I would like to know how I can share your columns on my Facebook page so people from as far away as Oregon can enjoy them as much as I do.
God Bless you, God Bless you, could not have said it so well. I had a disability patient last week driving a new Ford f-350, on disability and cocaine positive. Everybody should be so lucky. Except for the coke part. Guess it was back pain season from climbing up into the cab. Then the second one I saw after that is on full medical disability has had about 60 unpaid visits to the ED. Is on complete disability for “nerves”, 400lbs, was doing cocaine while her 5 year old daughter is being raised by her mother. This is every shift, day in and out. The worker bees of South Carolina are getting fleeced. God Bless HIPPA and patient rights to privacy.
Hi Rick, just go to your face book home pain, under the area that says “what’s on your mind” it says “attach”, you may add photo’s a video clip or the third symbol with the bulletin board allows you to copy and paste the link. Best Wishes
Great post, Edwin!
Working for a psychiatrist – I have had an opportunity to complete the forms required for someone to be eligible for disability. So far, the form I received from the gov’t is basically “just fax us the progress notes”. Then, they send me a check for $18.00. Or, if it’s a private insurance and/or employer….it takes weeks…okay, months….to fill out repetitive forms with questions that range from “first appt date” to “what did the patient eat for breakfast yesterday?”. Okay, the last question was really just an example of how crazy all this can get.
The government makes it WAY TOO easy for someone to qualify for disability….and then, when we have a patient who has been traumitized/victimized and really cannot function at the moment – the employer makes us (and the patient) spend so much time and energy on answering repetitive questions that the patient usually ends up just quitting her job (or getting fired for being unable to work). It’s frustrating to say the least!
P.S. Still playing “Mafia Wars”? LOL
I was a little surprised (and worried, truth be told!), upon seeing a new dermatologist, that her hands were severely twisted from arthritis.
Yet she did a terrific job removing a mole from my back.
Is there no oversight for disability payment recipients?
Wow this is surprising to hear to say the least. As a young disabled adult myself I had a VERY difficult time getting on disability. I was denied 3 times. And I’ve been in and out of the hospital for most of the last few years, in a wheelchair, and otherwise mostly bed ridden from multiple severe autoimmune diseases.

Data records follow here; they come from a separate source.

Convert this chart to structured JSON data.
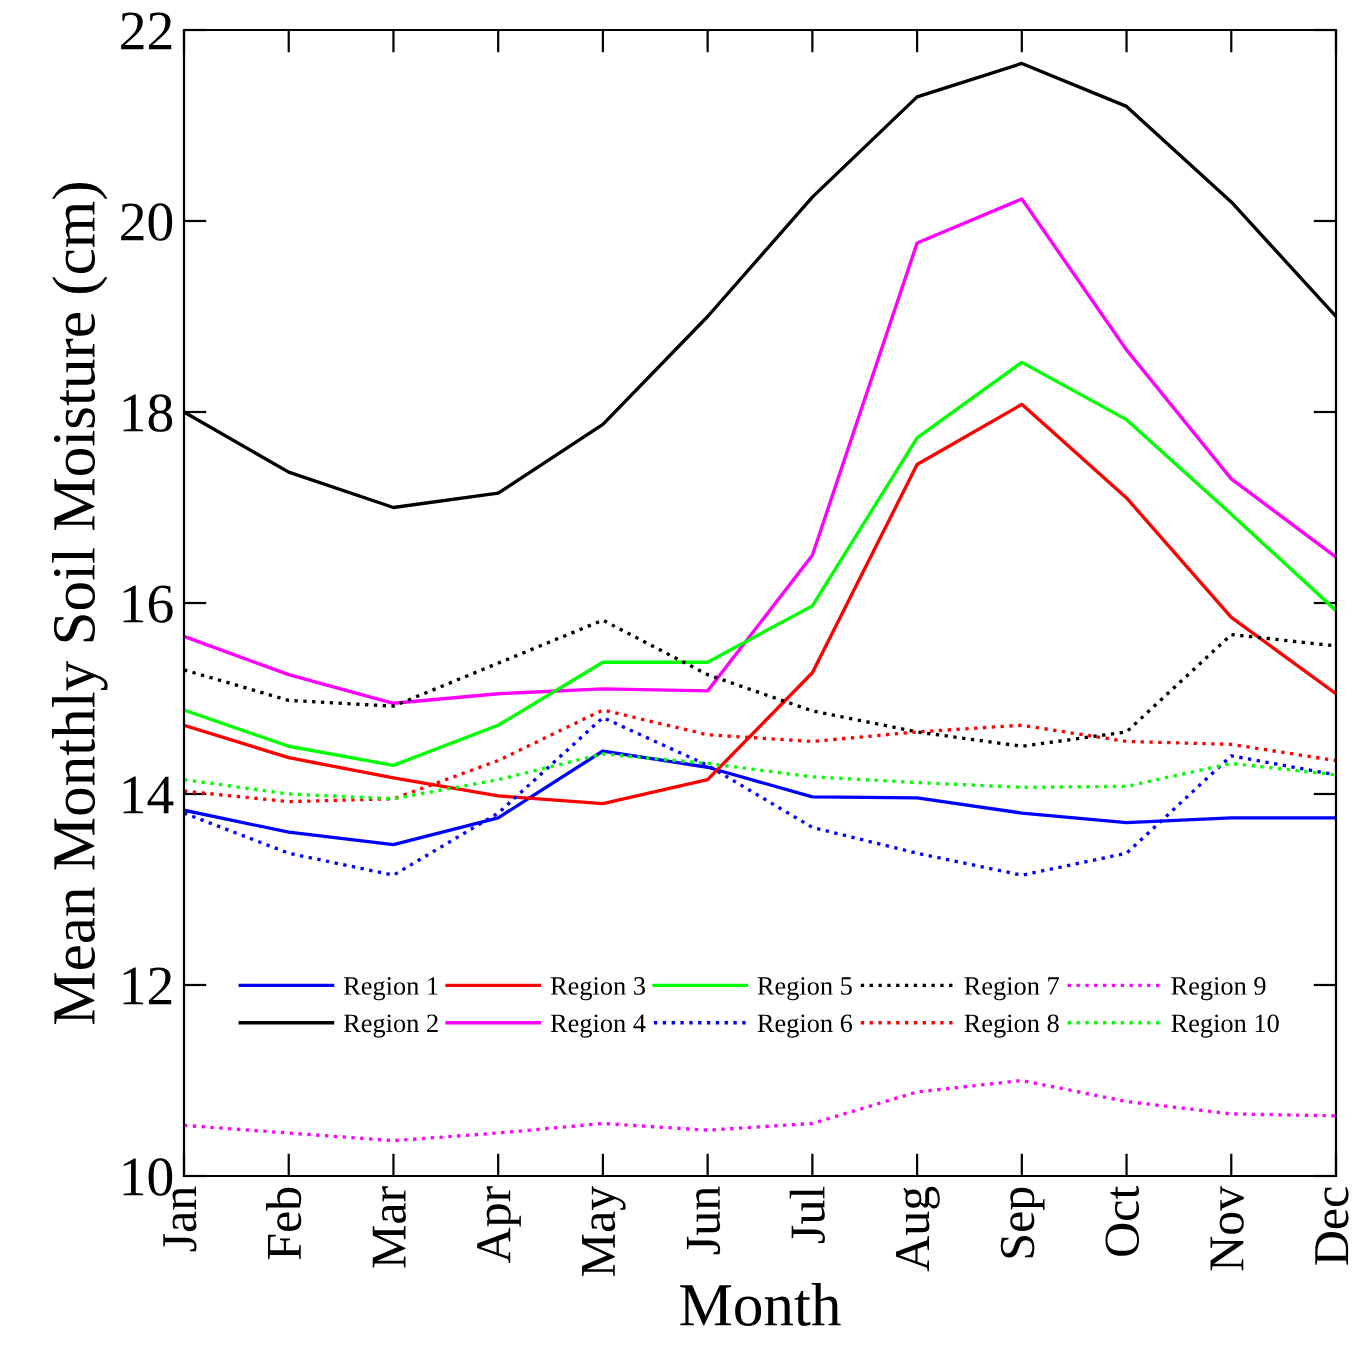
{
  "chart_data": {
    "type": "line",
    "xlabel": "Month",
    "ylabel": "Mean Monthly Soil Moisture (cm)",
    "categories": [
      "Jan",
      "Feb",
      "Mar",
      "Apr",
      "May",
      "Jun",
      "Jul",
      "Aug",
      "Sep",
      "Oct",
      "Nov",
      "Dec"
    ],
    "ylim": [
      10,
      22
    ],
    "yticks": [
      10,
      12,
      14,
      16,
      18,
      20,
      22
    ],
    "grid": false,
    "legend": "bottom",
    "marker": "none",
    "series": [
      {
        "name": "Region 1",
        "color": "#0000ff",
        "line_style": "solid",
        "values": [
          13.83,
          13.6,
          13.47,
          13.75,
          14.45,
          14.28,
          13.97,
          13.96,
          13.8,
          13.7,
          13.75,
          13.75
        ]
      },
      {
        "name": "Region 2",
        "color": "#000000",
        "line_style": "solid",
        "values": [
          18.0,
          17.37,
          17.0,
          17.15,
          17.87,
          19.0,
          20.25,
          21.3,
          21.65,
          21.2,
          20.2,
          19.0
        ]
      },
      {
        "name": "Region 3",
        "color": "#ff0000",
        "line_style": "solid",
        "values": [
          14.72,
          14.38,
          14.17,
          13.98,
          13.9,
          14.15,
          15.27,
          17.45,
          18.08,
          17.1,
          15.85,
          15.05
        ]
      },
      {
        "name": "Region 4",
        "color": "#ff00ff",
        "line_style": "solid",
        "values": [
          15.65,
          15.25,
          14.95,
          15.05,
          15.1,
          15.08,
          16.5,
          19.77,
          20.23,
          18.65,
          17.3,
          16.48
        ]
      },
      {
        "name": "Region 5",
        "color": "#00ff00",
        "line_style": "solid",
        "values": [
          14.88,
          14.5,
          14.3,
          14.72,
          15.38,
          15.38,
          15.97,
          17.73,
          18.52,
          17.92,
          16.93,
          15.92
        ]
      },
      {
        "name": "Region 6",
        "color": "#0000ff",
        "line_style": "dotted",
        "values": [
          13.8,
          13.38,
          13.15,
          13.8,
          14.8,
          14.3,
          13.65,
          13.38,
          13.15,
          13.38,
          14.4,
          14.2
        ]
      },
      {
        "name": "Region 7",
        "color": "#000000",
        "line_style": "dotted",
        "values": [
          15.3,
          14.98,
          14.92,
          15.37,
          15.82,
          15.25,
          14.87,
          14.65,
          14.5,
          14.65,
          15.67,
          15.55
        ]
      },
      {
        "name": "Region 8",
        "color": "#ff0000",
        "line_style": "dotted",
        "values": [
          14.03,
          13.92,
          13.95,
          14.35,
          14.88,
          14.62,
          14.55,
          14.65,
          14.72,
          14.55,
          14.52,
          14.35
        ]
      },
      {
        "name": "Region 9",
        "color": "#ff00ff",
        "line_style": "dotted",
        "values": [
          10.53,
          10.45,
          10.37,
          10.45,
          10.55,
          10.48,
          10.55,
          10.88,
          11.0,
          10.78,
          10.65,
          10.63
        ]
      },
      {
        "name": "Region 10",
        "color": "#00ff00",
        "line_style": "dotted",
        "values": [
          14.15,
          14.0,
          13.95,
          14.15,
          14.42,
          14.32,
          14.18,
          14.12,
          14.07,
          14.08,
          14.32,
          14.2
        ]
      }
    ]
  }
}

To get on disability I had to hire a lawyer, call my congress person, and etc, and even so it took over a year. And I know I’m not the only person who legitimately needed to be on disability to have such a difficult time getting approved.
So why is it so hard for the people who legitimately need to be on disability to get it while people who don’t need it are getting it without much hassle or checking?
Furthermore, living on disability with REAL medical problems isn’t easy living. My monthly check is a drop in the bucket compared to my monthly medical expenses.
It seems like there are real problems here on either extreme.
When I was a student, I had a patient that was an incomplete quadriplegic (like gross motor movement of one arm only, enough to operate a motorized wheelchair and feed herself large finger foods but was chronically vented) that had NEVER been on disability. Her initial MVA occurred at age 17 or something, and after rehab and whatnot, she started working as a customer service rep.